В окошке темнеет ветка яблони, постукивает легонько о невидимое стекло. За голубовато-смутною чертой ее мерцают на черном сплошном облаке ночи странные колючие огоньки — звезды, много звезд, то близких, то недостижимо далеких...
Дня за три до свадьбы к нам пришли сват со свахой, разузнали в подробностях, хорошо ли вызревает торжество и все ли к нему готово; долго, впрочем, не задержались. Мать Гапсамата Гульниса-апай оказалась тихой, мягкой и застенчивой женщиной лет шестидесяти, — они с мамой, уйдя за печку, успели всплакнуть там потихоньку, как полагается в татарских семьях, без голоса, утираясь полосатым, одним на двоих, полотенцем.
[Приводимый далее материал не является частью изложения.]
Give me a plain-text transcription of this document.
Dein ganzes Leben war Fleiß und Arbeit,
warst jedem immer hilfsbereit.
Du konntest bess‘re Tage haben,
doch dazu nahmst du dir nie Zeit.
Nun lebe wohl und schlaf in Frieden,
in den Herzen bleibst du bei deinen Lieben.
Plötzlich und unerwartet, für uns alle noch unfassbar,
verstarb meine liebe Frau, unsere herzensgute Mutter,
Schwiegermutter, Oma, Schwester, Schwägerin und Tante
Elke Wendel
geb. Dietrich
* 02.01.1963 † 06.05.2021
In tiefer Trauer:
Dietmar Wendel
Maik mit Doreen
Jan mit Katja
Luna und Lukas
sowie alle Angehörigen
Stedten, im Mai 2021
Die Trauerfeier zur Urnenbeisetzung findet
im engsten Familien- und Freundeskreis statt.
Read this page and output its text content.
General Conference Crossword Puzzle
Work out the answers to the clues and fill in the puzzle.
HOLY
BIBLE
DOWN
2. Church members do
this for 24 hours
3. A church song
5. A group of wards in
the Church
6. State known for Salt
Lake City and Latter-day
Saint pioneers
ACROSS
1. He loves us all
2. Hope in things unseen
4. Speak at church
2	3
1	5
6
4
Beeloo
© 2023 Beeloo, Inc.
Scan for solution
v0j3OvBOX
Проплакала всю ночь и я, понимая уже, что канут безвозвратно последние свободные денечки — и уйдет от меня мое вольное девичество: как покорная лошадка, буду тащить я в невестках воз чужого хозяйства. Станет ли дом их родным мне, кто знает? Вот и ушла юность... Я горько плакала, и мама приходила дважды и сидела рядом со мною; мне становилось легче...
Но торжество так и не вызрело, потому что нежданно-негаданно нагрянула беда. В день перед самой свадьбой к нам, запыхавшись, прибежала старенькая мать Гапсамата. Мама кинулась ставить самовар, но сваха, удерживая ее за рукав, зашептала отрывисто и испуганно:
— Не торопись, Минкамал, не до чаев тут, ай, дела-то какие... Я уж потихоньку убежала из дому. Думаю, надо все ж сватьев-то упредить, а мои и не знают, куда я пошла... Дела-то, говорю, какие: все наперекосяк ведь пошло, ах ты господи... — говорила она, уголком темного платка утирая набегавшие слезы.
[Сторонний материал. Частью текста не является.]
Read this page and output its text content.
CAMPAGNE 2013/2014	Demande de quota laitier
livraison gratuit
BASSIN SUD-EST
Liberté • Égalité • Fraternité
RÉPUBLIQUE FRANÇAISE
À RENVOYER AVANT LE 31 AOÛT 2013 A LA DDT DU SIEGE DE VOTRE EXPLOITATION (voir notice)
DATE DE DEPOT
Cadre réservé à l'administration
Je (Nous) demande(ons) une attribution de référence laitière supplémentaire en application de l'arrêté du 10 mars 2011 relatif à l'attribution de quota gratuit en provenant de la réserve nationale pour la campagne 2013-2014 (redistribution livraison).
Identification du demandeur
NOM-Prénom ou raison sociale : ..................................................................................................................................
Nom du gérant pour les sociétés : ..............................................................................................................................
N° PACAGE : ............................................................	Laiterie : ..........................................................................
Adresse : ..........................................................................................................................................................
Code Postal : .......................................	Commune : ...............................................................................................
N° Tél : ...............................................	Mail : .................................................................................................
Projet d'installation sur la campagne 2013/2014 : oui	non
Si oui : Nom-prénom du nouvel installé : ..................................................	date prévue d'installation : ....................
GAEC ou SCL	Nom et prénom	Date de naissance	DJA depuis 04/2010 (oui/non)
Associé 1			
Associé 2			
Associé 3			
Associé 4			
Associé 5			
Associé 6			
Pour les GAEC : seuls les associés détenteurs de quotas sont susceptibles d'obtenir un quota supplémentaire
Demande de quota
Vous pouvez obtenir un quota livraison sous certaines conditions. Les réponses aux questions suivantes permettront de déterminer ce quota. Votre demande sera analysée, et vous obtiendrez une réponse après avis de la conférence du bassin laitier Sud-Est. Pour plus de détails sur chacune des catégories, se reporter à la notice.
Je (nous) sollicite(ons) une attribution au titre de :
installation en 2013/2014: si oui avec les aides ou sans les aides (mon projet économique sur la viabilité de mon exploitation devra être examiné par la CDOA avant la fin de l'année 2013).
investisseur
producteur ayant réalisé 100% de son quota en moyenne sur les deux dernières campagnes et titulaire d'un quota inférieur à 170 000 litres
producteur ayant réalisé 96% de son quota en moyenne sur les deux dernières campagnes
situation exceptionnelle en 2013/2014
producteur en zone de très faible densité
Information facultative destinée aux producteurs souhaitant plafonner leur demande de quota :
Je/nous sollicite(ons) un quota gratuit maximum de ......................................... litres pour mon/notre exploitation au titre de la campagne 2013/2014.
— Ой! Ой! Да чего случилось-то, говори толком?! — шепотом же вскрикнула мама, пугаясь за будущую свекровь.
— Гаптельсамата-то[38] моего ... того... забрали.
— Ну-у-у! Куда?!
— Да в милицию уж, куда теперь еще забирают — в милицию. Вчерась ночью прибежали два мильцанера — все опечатали, и горницу нашу и дом новый, велели никому к дверям близко не подходить! Ох, господи, господи, и чего теперь там с ним делают-то, кабы зна-ать?!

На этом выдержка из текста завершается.